Get the direct holdings for a single portfolio at a single date.

Returns the portfolio’s immediate holdings without any fund-of-funds lookthrough decomposition. For an FoF parent, rows with asset_id_type == "portfolio_id" reference its child portfolios; for a leaf portfolio, all rows reference assets directly.

Parameters#

namestr

The portfolio name.

dateDateLike

The single date to fetch holdings for.

id_typeIdType | None, default=None

ID type to return leaf asset_ids in. Defaults to the dataset’s master id type. portfolio_id-typed rows are unaffected. Leaf asset_ids that have no mapping to id_type keep their master id type; the output asset_id_type column may therefore be heterogeneous.

Returns#

pl.DataFrame

Columns: date, portfolio_id, asset_id, asset_id_type, currency, share_qty, nav, asset_name.
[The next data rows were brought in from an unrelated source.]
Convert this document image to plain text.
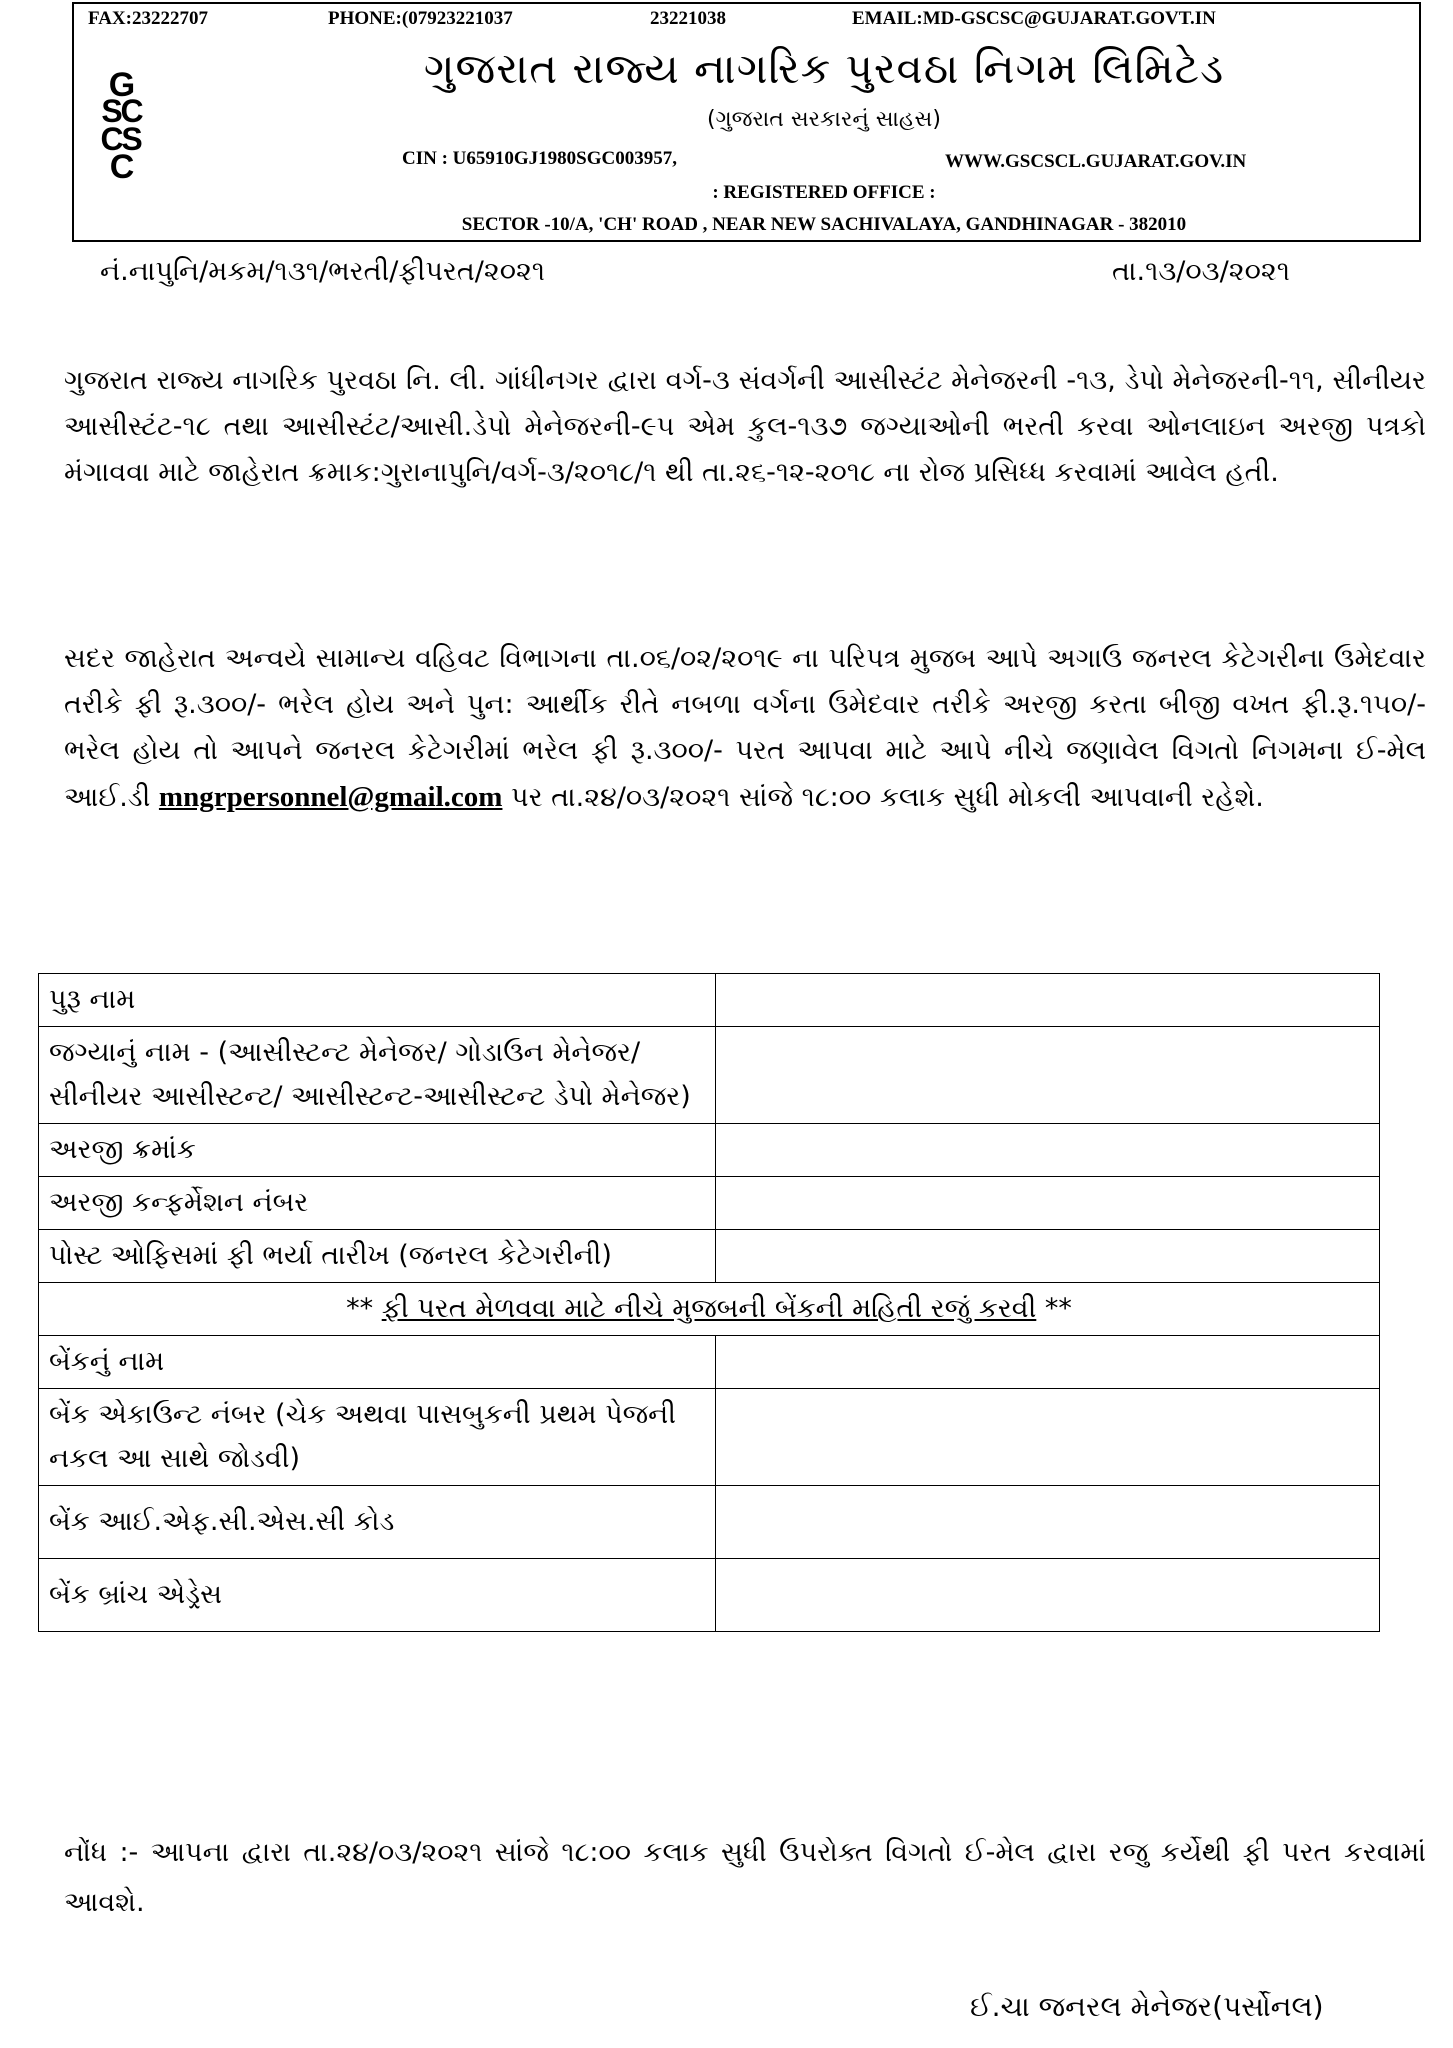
FAX:23222707	PHONE:(07923221037	23221038	EMAIL:MD-GSCSC@GUJARAT.GOVT.IN
G
S
C
C
S
C
ગુજરાત રાજ્ય નાગરિક પુરવઠા નિગમ લિમિટેડ
(ગુજરાત સરકારનું સાહસ)
CIN : U65910GJ1980SGC003957,	WWW.GSCSCL.GUJARAT.GOV.IN
: REGISTERED OFFICE :
SECTOR -10/A, 'CH' ROAD , NEAR NEW SACHIVALAYA, GANDHINAGAR - 382010
નં.નાપુનિ/મકમ/૧૩૧/ભરતી/ફીપરત/૨૦૨૧	તા.૧૩/૦૩/૨૦૨૧
ગુજરાત રાજ્ય નાગરિક પુરવઠા નિ. લી. ગાંધીનગર દ્વારા વર્ગ-૩ સંવર્ગની આસીસ્ટંટ મેનેજરની -૧૩, ડેપો મેનેજરની-૧૧, સીનીયર આસીસ્ટંટ-૧૮ તથા આસીસ્ટંટ/આસી.ડેપો મેનેજરની-૯૫ એમ કુલ-૧૩૭ જગ્યાઓની ભરતી કરવા ઓનલાઇન અરજી પત્રકો મંગાવવા માટે જાહેરાત ક્રમાક:ગુરાનાપુનિ/વર્ગ-૩/૨૦૧૮/૧ થી તા.૨૬-૧૨-૨૦૧૮ ના રોજ પ્રસિધ્ધ કરવામાં આવેલ હતી.
સદર જાહેરાત અન્વયે સામાન્ય વહિવટ વિભાગના તા.૦૬/૦૨/૨૦૧૯ ના પરિપત્ર મુજબ આપે અગાઉ જનરલ કેટેગરીના ઉમેદવાર તરીકે ફી રૂ.૩૦૦/- ભરેલ હોય અને પુન: આર્થીક રીતે નબળા વર્ગના ઉમેદવાર તરીકે અરજી કરતા બીજી વખત ફી.રૂ.૧૫૦/- ભરેલ હોય તો આપને જનરલ કેટેગરીમાં ભરેલ ફી રૂ.૩૦૦/- પરત આપવા માટે આપે નીચે જણાવેલ વિગતો નિગમના ઈ-મેલ આઈ.ડી mngrpersonnel@gmail.com પર તા.૨૪/૦૩/૨૦૨૧ સાંજે ૧૮:૦૦ કલાક સુધી મોકલી આપવાની રહેશે.
પુરૂ નામ	
જગ્યાનું નામ - (આસીસ્ટન્ટ મેનેજર/ ગોડાઉન મેનેજર/ સીનીયર આસીસ્ટન્ટ/ આસીસ્ટન્ટ-આસીસ્ટન્ટ ડેપો મેનેજર)	
અરજી ક્રમાંક	
અરજી કન્ફર્મેશન નંબર	
પોસ્ટ ઓફિસમાં ફી ભર્યા તારીખ (જનરલ કેટેગરીની)	
** ફી પરત મેળવવા માટે નીચે મુજબની બેંકની મહિતી રજું કરવી **	
બેંકનું નામ	
બેંક એકાઉન્ટ નંબર (ચેક અથવા પાસબુકની પ્રથમ પેજની નકલ આ સાથે જોડવી)	
બેંક આઈ.એફ.સી.એસ.સી કોડ	
બેંક બ્રાંચ એડ્રેસ	
નોંધ :- આપના દ્વારા તા.૨૪/૦૩/૨૦૨૧ સાંજે ૧૮:૦૦ કલાક સુધી ઉપરોક્ત વિગતો ઈ-મેલ દ્વારા રજુ કર્યેથી ફી પરત કરવામાં આવશે.
ઈ.ચા જનરલ મેનેજર(પર્સોનલ)
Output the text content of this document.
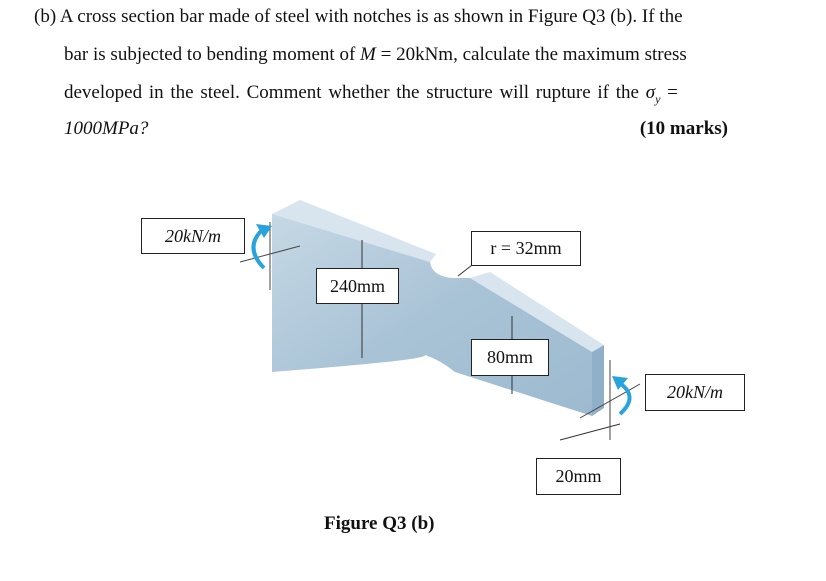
(b) A cross section bar made of steel with notches is as shown in Figure Q3 (b). If the
bar is subjected to bending moment of M = 20kNm, calculate the maximum stress
developed in the steel. Comment whether the structure will rupture if the $\sigma_y$ =
1000MPa?	(10 marks)
20kN/m
r = 32mm
240mm
80mm
20kN/m
20mm
Figure Q3 (b)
asset_name resolution differs by row type:

  • Leaf rows resolve via the dataset’s id mapper. Unmapped leaves fall back to the raw asset_id (matching the convention used by the report engine) so the column is never null for leaves.

  • portfolio_id rows resolve via the dataset’s portfolio name list. Unknown child references surface as null so callers can distinguish dangling references from valid ones.